Attainable: Yep, definitely attainable, and development (and video recording) is already underway.
Relevant: This is all part of my shift to being more of a writing coach, expanding on the Black Wolf Editorial business model.
Timely: I want to launch the course in the first quarter of 2022. Ideally, launch by end of January. But I also know how much work has to go into editing videos. To avoid putting too much pressure on myself, I'm setting a latest launch date of March 31, 2022.
Goal 2: Online Course—Craft-based
Specifics: Develop another course to be released by the end of 2022. This course is to be on writing craft. I know the topic, but I don't want to make the topic public just yet.
Measurables: Like the other courses, this will have multiple modules and handouts. Progress will be measured by the completion of each module.
Attainable: Yep, definitely attainable. Though I still need to outline the course.
Relevant: This is all part of my shift to being more of a writing coach, expanding on the Black Wolf Editorial business model.
Timely: The aim is to launch the course before the end of 2022. Ideally, launch before October next year, but until I have the course fully drafted, I won't know what work is required to make that happen.
Goal 3: Write a new novel by Dec 31st, 2022
Specifics: First step is to decide on which of the five manuscript ideas is calling to me the most. (I'm fairly confident that I know what the manuscript will be, because the past week it has been coming to me in waves.) I'll be starting properly on whichever manuscript it is come December 2021. Then it's write and edit. I'm aiming for a query-ready and beta reader level for the manuscript. (My writing buddies know what I mean by that—at least what that means to me, because other writers might have a different standard for that level.)
Measurables: I'm wanting the barf draft done by Valantine's Day 2022 (full plot), with the first draft fully developed by midyear (100,000 words or thereabouts), with editing and rewriting progressing for the remainder of the year.
Attainable: Butt in the chair, focusing. It won't be connected to any other manuscript, so I shouldn't have the same hangups that I've had for the past two years.
Relevant: I'm a writer, and writers are only as good as their last manuscript.
Timely: I've learned a lot about my own process and my own brain, so I'm confident that I can to this. Three months to barf the entire plot on paper, with an additional three months to write. Then six months to rewrite and edit based on comments and feedback. I can do this!
Connected Goal: Continue to query the other two manuscripts, with new queries going out every time I get another rejection. There are a lot of agents out there.
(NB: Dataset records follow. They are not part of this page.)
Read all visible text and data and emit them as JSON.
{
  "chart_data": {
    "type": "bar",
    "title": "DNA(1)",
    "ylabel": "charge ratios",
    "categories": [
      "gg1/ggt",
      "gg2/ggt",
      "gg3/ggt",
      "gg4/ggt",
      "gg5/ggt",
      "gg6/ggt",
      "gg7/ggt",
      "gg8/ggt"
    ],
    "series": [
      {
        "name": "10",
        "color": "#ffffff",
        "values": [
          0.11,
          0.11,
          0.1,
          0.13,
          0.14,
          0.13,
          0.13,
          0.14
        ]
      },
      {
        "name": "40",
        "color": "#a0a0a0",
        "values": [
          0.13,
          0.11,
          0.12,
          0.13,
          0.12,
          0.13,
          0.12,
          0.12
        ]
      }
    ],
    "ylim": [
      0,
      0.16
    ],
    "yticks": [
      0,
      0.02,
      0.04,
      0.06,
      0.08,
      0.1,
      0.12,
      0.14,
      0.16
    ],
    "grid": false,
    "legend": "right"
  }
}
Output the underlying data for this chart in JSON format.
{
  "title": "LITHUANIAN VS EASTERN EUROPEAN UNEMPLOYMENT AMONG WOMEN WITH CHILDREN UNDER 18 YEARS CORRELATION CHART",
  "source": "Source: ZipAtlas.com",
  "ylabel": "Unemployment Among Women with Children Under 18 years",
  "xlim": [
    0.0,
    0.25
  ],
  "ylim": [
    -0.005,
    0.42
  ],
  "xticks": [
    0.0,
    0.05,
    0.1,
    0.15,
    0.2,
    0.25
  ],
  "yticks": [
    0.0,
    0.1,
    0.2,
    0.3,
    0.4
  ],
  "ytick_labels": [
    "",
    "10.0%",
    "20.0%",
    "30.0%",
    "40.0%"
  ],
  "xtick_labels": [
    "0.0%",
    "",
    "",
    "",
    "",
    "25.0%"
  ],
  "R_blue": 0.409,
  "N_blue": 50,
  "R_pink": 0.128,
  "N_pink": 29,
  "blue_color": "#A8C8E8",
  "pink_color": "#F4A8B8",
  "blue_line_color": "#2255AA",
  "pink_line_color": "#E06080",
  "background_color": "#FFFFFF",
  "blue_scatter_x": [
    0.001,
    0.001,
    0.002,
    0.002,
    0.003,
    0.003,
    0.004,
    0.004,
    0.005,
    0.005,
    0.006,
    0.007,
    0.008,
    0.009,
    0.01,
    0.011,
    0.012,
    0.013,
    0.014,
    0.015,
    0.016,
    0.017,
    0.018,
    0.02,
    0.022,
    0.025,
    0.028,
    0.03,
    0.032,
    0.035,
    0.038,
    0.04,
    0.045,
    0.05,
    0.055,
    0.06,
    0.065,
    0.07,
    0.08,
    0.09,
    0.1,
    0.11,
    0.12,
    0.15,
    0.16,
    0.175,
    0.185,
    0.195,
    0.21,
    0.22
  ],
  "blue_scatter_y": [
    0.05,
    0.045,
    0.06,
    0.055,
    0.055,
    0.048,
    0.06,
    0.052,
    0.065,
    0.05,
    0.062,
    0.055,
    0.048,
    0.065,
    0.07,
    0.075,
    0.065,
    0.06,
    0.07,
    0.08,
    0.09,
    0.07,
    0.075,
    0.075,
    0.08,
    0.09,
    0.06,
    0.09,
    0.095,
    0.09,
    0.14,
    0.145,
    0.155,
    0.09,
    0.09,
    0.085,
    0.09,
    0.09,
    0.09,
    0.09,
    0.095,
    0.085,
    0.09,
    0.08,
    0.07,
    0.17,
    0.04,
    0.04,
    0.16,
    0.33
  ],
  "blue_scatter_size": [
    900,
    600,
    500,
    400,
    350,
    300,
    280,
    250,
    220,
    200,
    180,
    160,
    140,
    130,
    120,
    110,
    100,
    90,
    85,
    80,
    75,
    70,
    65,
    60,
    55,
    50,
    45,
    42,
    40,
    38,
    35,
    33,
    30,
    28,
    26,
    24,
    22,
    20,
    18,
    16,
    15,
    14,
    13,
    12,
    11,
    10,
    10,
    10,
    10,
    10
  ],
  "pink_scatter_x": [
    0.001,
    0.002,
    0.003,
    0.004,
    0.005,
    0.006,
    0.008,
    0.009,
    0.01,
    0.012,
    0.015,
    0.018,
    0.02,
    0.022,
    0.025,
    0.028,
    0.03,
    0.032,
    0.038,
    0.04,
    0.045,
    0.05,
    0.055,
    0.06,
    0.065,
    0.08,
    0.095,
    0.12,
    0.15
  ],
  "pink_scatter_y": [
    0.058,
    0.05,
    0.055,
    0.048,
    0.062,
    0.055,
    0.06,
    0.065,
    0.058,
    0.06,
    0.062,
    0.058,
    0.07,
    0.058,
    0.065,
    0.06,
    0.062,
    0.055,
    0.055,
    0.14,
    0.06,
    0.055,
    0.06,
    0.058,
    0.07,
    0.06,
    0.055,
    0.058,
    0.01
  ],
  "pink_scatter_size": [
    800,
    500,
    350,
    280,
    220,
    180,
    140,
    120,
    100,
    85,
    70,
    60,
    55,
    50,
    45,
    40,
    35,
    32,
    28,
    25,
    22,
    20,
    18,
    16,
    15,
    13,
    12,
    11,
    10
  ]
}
One of them has to like my writing and be willing to take me on.
Goal 4: Continue to monitor my workload
Specifics: Refine the routines that I put in place during 2021 and tweak them so I can increase my productivity without burning out. Continue to delegate to others when possible.
Measurables: I now have a database tracking system that tracks my time spent on productive projects and how much I'm procrastinating. I will continue to use this, striving to hit a minimum number of productive hours from week to week (target chosen based on other activities within the week).
Attainable: That's sort of what this goal is about—making sure that I don't set monthly and weekly targets that are beyond my reach.
Relevant: I need to find a way to manage my workload, or I'll face other issues in the future.
Timely: There is no real deadline on this goal, because this will be a lifetime struggle.
I have other goals too, but these are all 100% in my control and are the things that I want others to hold me accountable to.
So, for 2022, what SMART goals have you set for yourself? What would you like me to hold you accountable to?